The news: Meta reported strong Q4 2025 results, hitting $59.89 billion in Q4 revenues (24% growth YoY) and $200.97 billion in full year 2025 (22% YoY). Ad revenues hit $58.14 billion (24.23% YoY growth) and $196.12 billion in Q4 and 2025, respectively.
Ad impressions grew 18% YoY in Q4 and 12% YoY in 2025, while the average price per ad increased by 6% and 9% YoY for Q4 and 2025, respectively.
But despite the growth, Meta’s major AI investments, capex spending, and continued operating losses for its Reality Labs unit contributed to one of its highest-spending quarters ever.
How much Meta spent and lost:
- Capex spending: $22.14 billion in Q4 and $72.22 billion in 2025.
- Total costs and expenses: $35.15 billion and $117.69 billion, increasing 40% and 24% YoY for Q4 and full year 2025.
- Reality Labs operating losses: $6.02 billion in Q4 and $19.19 billion in 2025 on $955 million and $2.21 billion in sales, respectively.

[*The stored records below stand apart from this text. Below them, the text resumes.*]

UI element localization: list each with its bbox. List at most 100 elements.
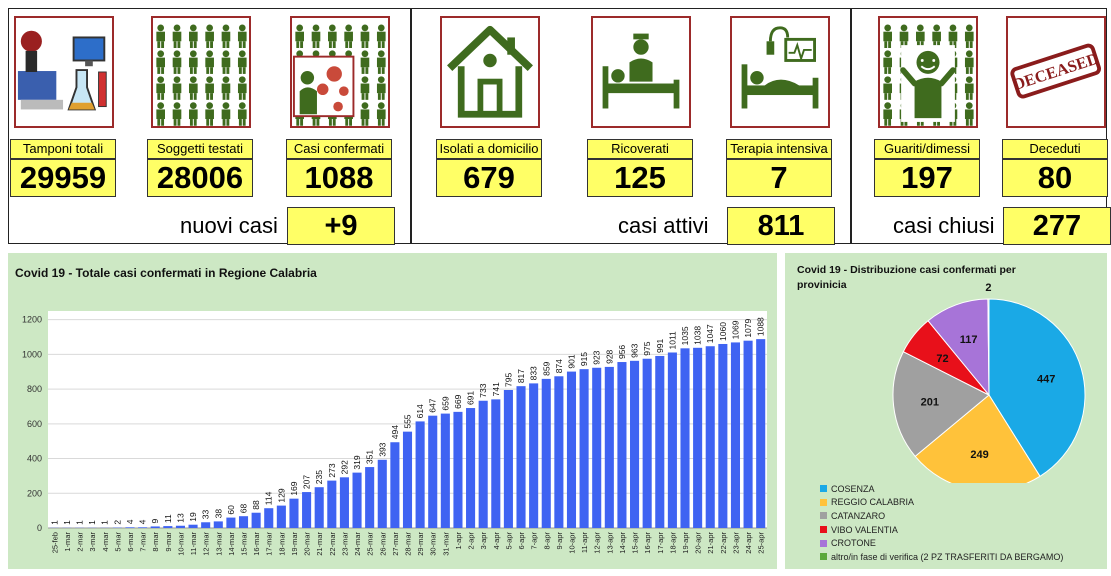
card-value: 1088 — [286, 159, 392, 197]
data-label: 1035 — [680, 326, 690, 345]
data-label: 1 — [49, 520, 59, 525]
data-label: 1 — [100, 520, 110, 525]
x-tick-label: 16-mar — [252, 532, 261, 556]
data-label: 1088 — [756, 317, 766, 336]
bar — [743, 340, 753, 528]
hospital-bed-icon — [591, 16, 691, 128]
bar — [365, 467, 375, 528]
card-label: Terapia intensiva — [726, 139, 832, 159]
data-label: 273 — [327, 463, 337, 477]
person-figure-icon — [237, 24, 247, 48]
card-label: Guariti/dimessi — [874, 139, 980, 159]
bar — [617, 362, 627, 528]
bar — [251, 512, 261, 528]
bar — [705, 346, 715, 528]
bar — [718, 343, 728, 528]
data-label: 129 — [276, 488, 286, 502]
person-figure-icon — [221, 50, 231, 74]
x-tick-label: 24-apr — [744, 532, 753, 554]
bar — [592, 367, 602, 528]
data-label: 19 — [188, 512, 198, 522]
person-figure-icon — [189, 50, 198, 74]
data-label: 88 — [251, 500, 261, 510]
person-figure-icon — [205, 102, 214, 126]
x-tick-label: 29-mar — [416, 532, 425, 556]
card-value: 29959 — [10, 159, 116, 197]
x-tick-label: 7-apr — [530, 532, 539, 550]
person-figure-icon — [883, 50, 892, 74]
x-tick-label: 2-apr — [467, 532, 476, 550]
bar — [730, 342, 741, 528]
person-figure-icon — [328, 24, 337, 48]
person-figure-icon — [948, 24, 958, 48]
data-label: 975 — [642, 341, 652, 355]
x-tick-label: 25-apr — [757, 532, 766, 554]
pie-chart: 447 249 201 72 117 2 — [892, 282, 1086, 483]
card-value: 80 — [1002, 159, 1108, 197]
slice-label: 72 — [936, 353, 948, 365]
bar — [175, 525, 185, 528]
x-tick-label: 20-apr — [694, 532, 703, 554]
nuovi-casi-label: nuovi casi — [180, 213, 278, 238]
card-value: 125 — [587, 159, 693, 197]
legend-label: COSENZA — [831, 483, 875, 494]
x-tick-label: 23-mar — [340, 532, 349, 556]
x-tick-label: 15-apr — [631, 532, 640, 554]
x-tick-label: 9-mar — [164, 532, 173, 552]
bar — [377, 459, 387, 528]
person-figure-icon — [883, 24, 892, 48]
slice-label: 2 — [985, 282, 991, 294]
person-figure-icon — [883, 76, 892, 100]
bar — [188, 524, 198, 528]
x-tick-label: 6-mar — [126, 532, 135, 552]
x-tick-label: 28-mar — [404, 532, 413, 556]
bar — [276, 505, 286, 528]
data-label: 4 — [125, 519, 135, 524]
data-label: 1 — [87, 520, 97, 525]
x-tick-label: 11-mar — [189, 532, 198, 556]
data-label: 555 — [403, 414, 413, 428]
person-figure-icon — [221, 102, 231, 126]
person-figure-icon — [156, 76, 165, 100]
y-tick-label: 800 — [27, 384, 42, 394]
bar — [478, 400, 488, 528]
person-figure-icon — [156, 102, 165, 126]
data-label: 169 — [289, 481, 299, 495]
bar — [453, 411, 463, 528]
recovered-person-icon — [878, 16, 978, 128]
legend-item: REGGIO CALABRIA — [820, 496, 1063, 510]
bar — [402, 431, 413, 528]
card-label: Soggetti testati — [147, 139, 253, 159]
data-label: 915 — [579, 352, 589, 366]
person-figure-icon — [360, 102, 370, 126]
person-figure-icon — [205, 76, 214, 100]
pie-slice — [892, 351, 990, 458]
data-label: 393 — [377, 442, 387, 456]
x-tick-label: 17-apr — [656, 532, 665, 554]
data-label: 494 — [390, 425, 400, 439]
person-figure-icon — [237, 50, 247, 74]
legend-label: altro/in fase di verifica (2 PZ TRASFERI… — [831, 551, 1064, 562]
casi-chiusi-value: 277 — [1003, 207, 1111, 245]
x-tick-label: 18-apr — [668, 532, 677, 554]
x-tick-label: 8-mar — [151, 532, 160, 552]
bar — [339, 477, 349, 528]
y-tick-label: 0 — [37, 523, 42, 533]
x-tick-label: 30-mar — [429, 532, 438, 556]
x-tick-label: 9-apr — [555, 532, 564, 550]
data-label: 235 — [314, 470, 324, 484]
data-label: 991 — [655, 339, 665, 353]
x-tick-label: 4-apr — [492, 532, 501, 550]
legend-item: VIBO VALENTIA — [820, 523, 1063, 537]
pie-slice — [988, 298, 1086, 478]
person-figure-icon — [189, 102, 198, 126]
bar — [428, 415, 438, 528]
person-figure-icon — [172, 76, 182, 100]
data-label: 691 — [466, 391, 476, 405]
legend-swatch — [820, 553, 827, 561]
data-label: 741 — [491, 382, 501, 396]
people-grid-icon — [151, 16, 251, 128]
x-tick-label: 3-mar — [88, 532, 97, 552]
bar — [163, 526, 173, 528]
data-label: 351 — [365, 450, 375, 464]
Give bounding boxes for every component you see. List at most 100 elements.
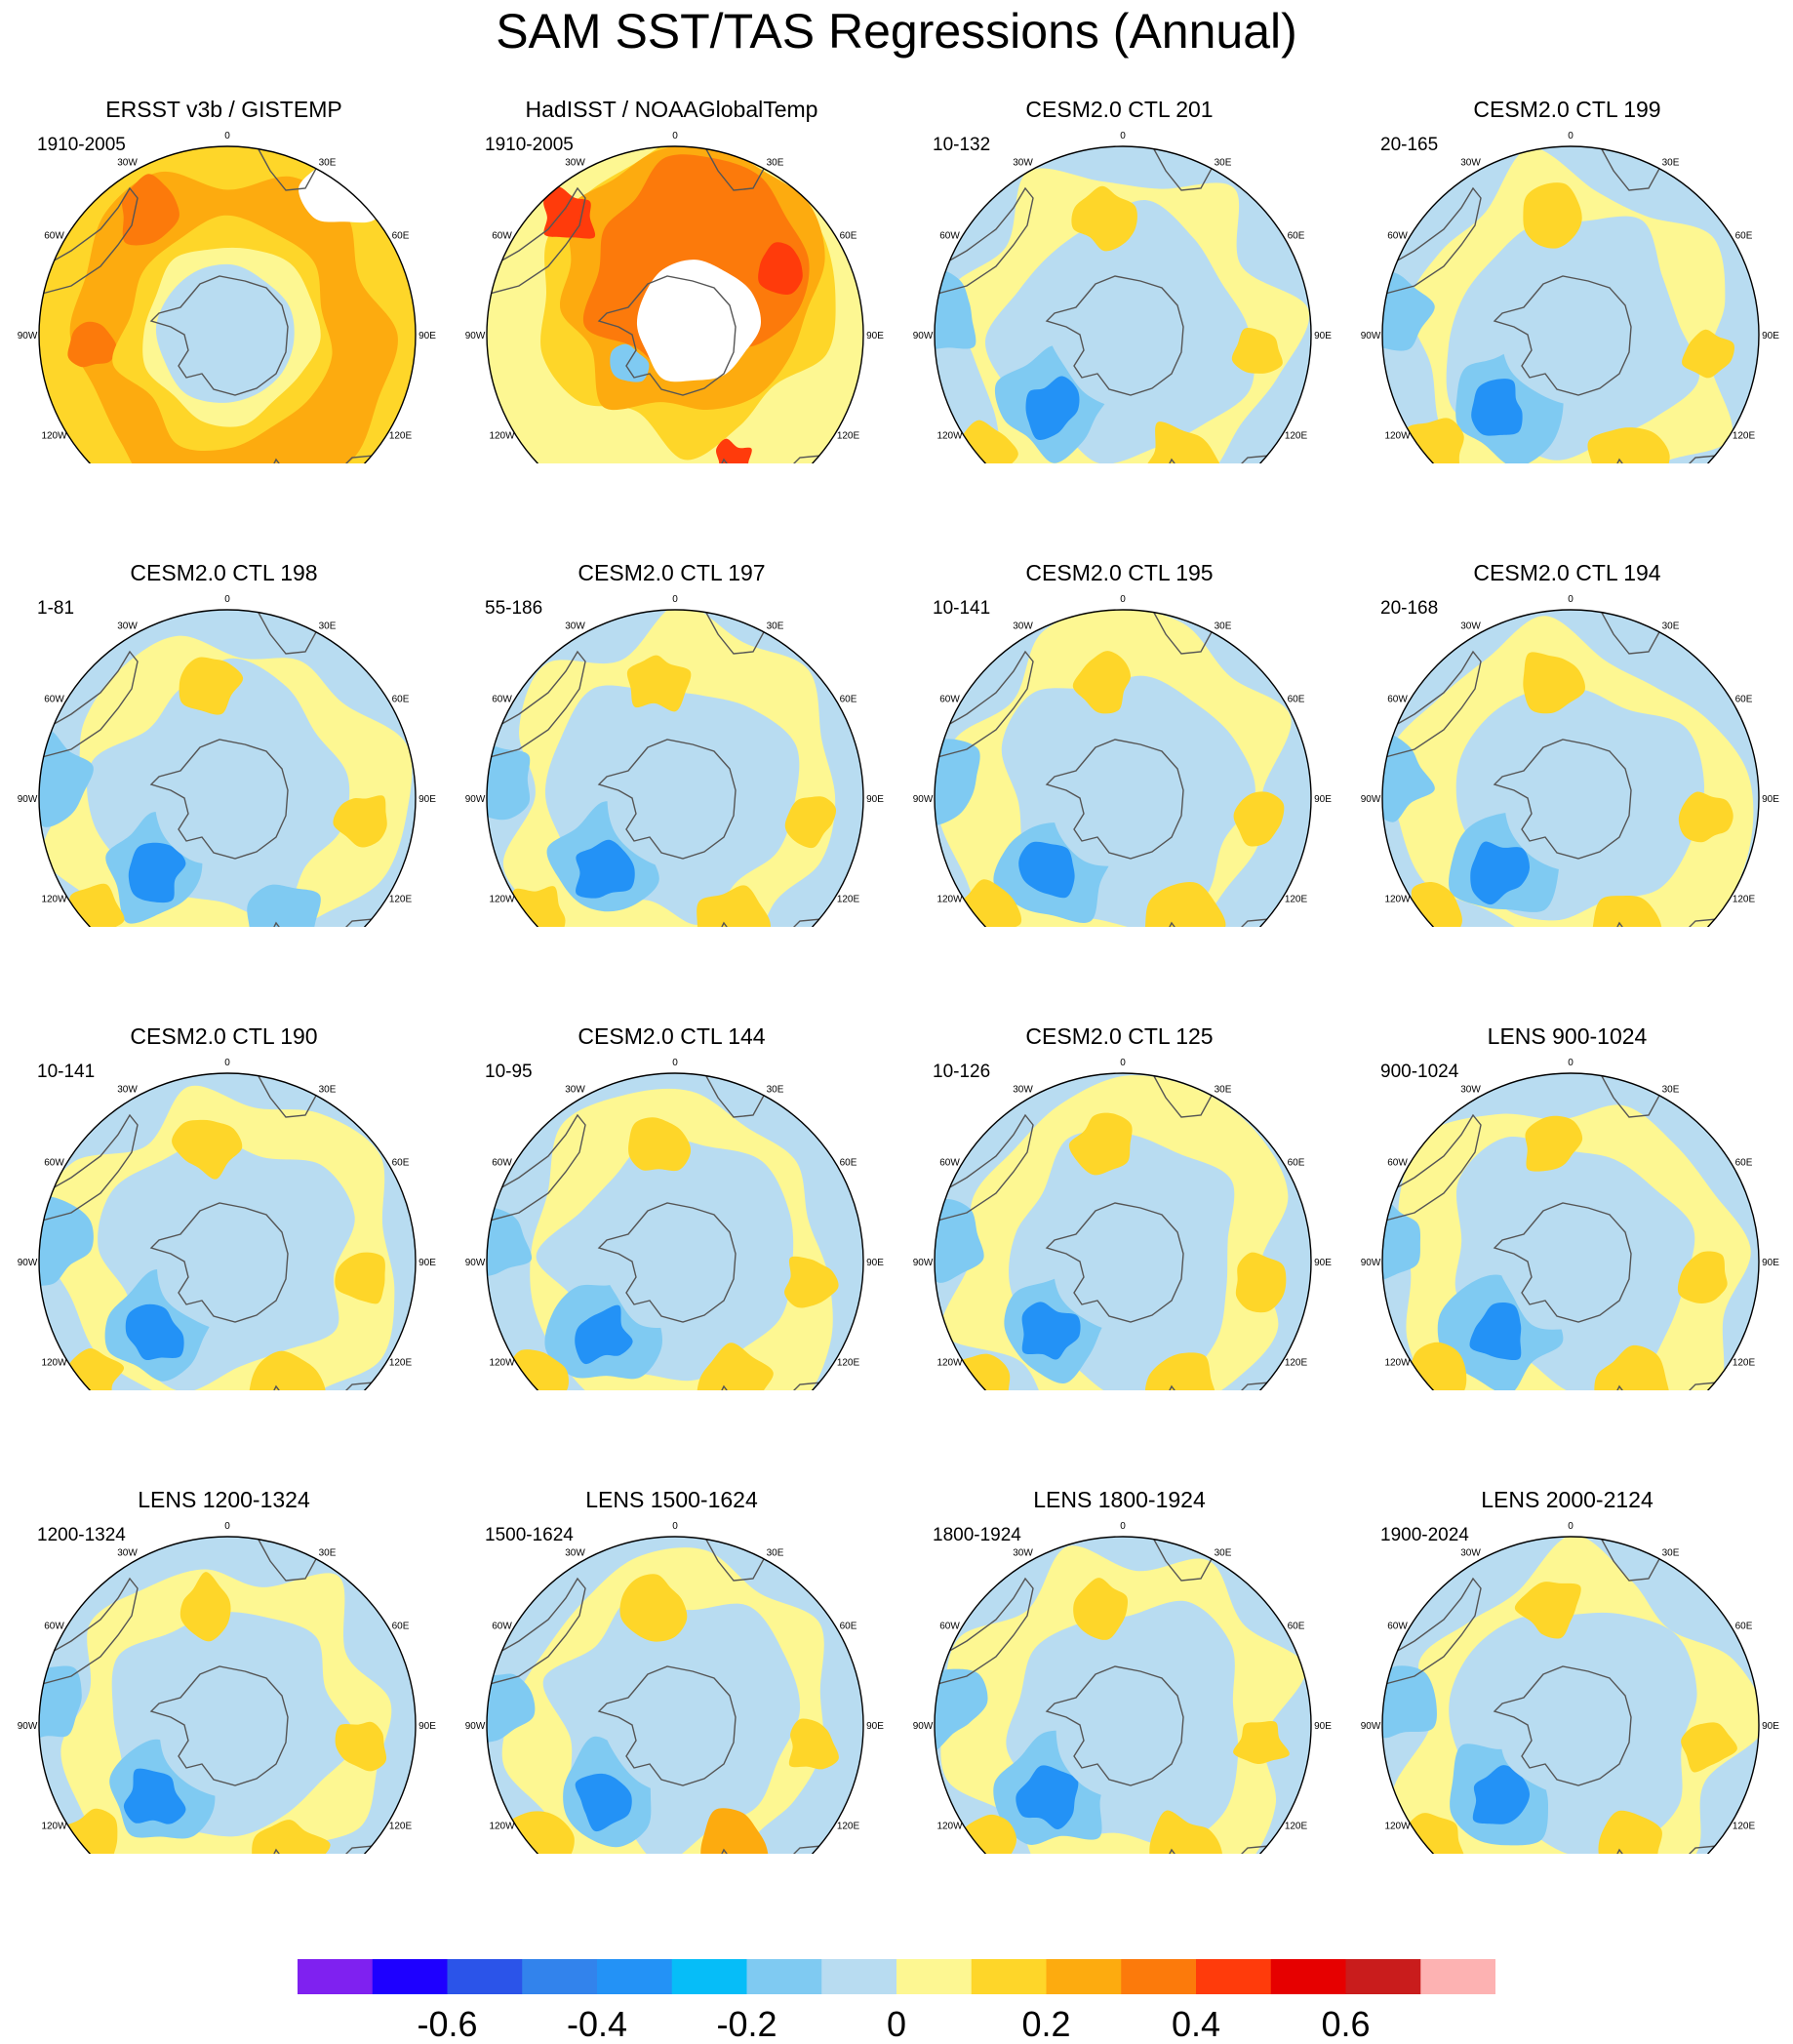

Behind Meta’s AI push: Hefty AI investment comes from Meta’s efforts to stay on pace with rivals like Alphabet and OpenAI. CEO Mark Zuckerberg has commented that underinvesting in AI presents a bigger risk than the “couple hundred billion” AI infrastructure will cost.
What it means for marketers: While investors are scrutinizing Meta’s pricy AI costs, marketers are seeing tangible upside in more automated, efficient, and performance-driven ad tools.
- AI-powered tools are optimizing ad targeting, segmentation, and delivery on Meta. Tools like Advantage + AI and unified ad model Lattice shift campaign management away from manual optimization and toward AI-driven performance, helping advertisers achieve higher conversion rates and improved ROAS.
- AI automation also enables broader reach with less hands-on effort, allowing advertisers to cast a wider net and reach audiences that may have previously been missed.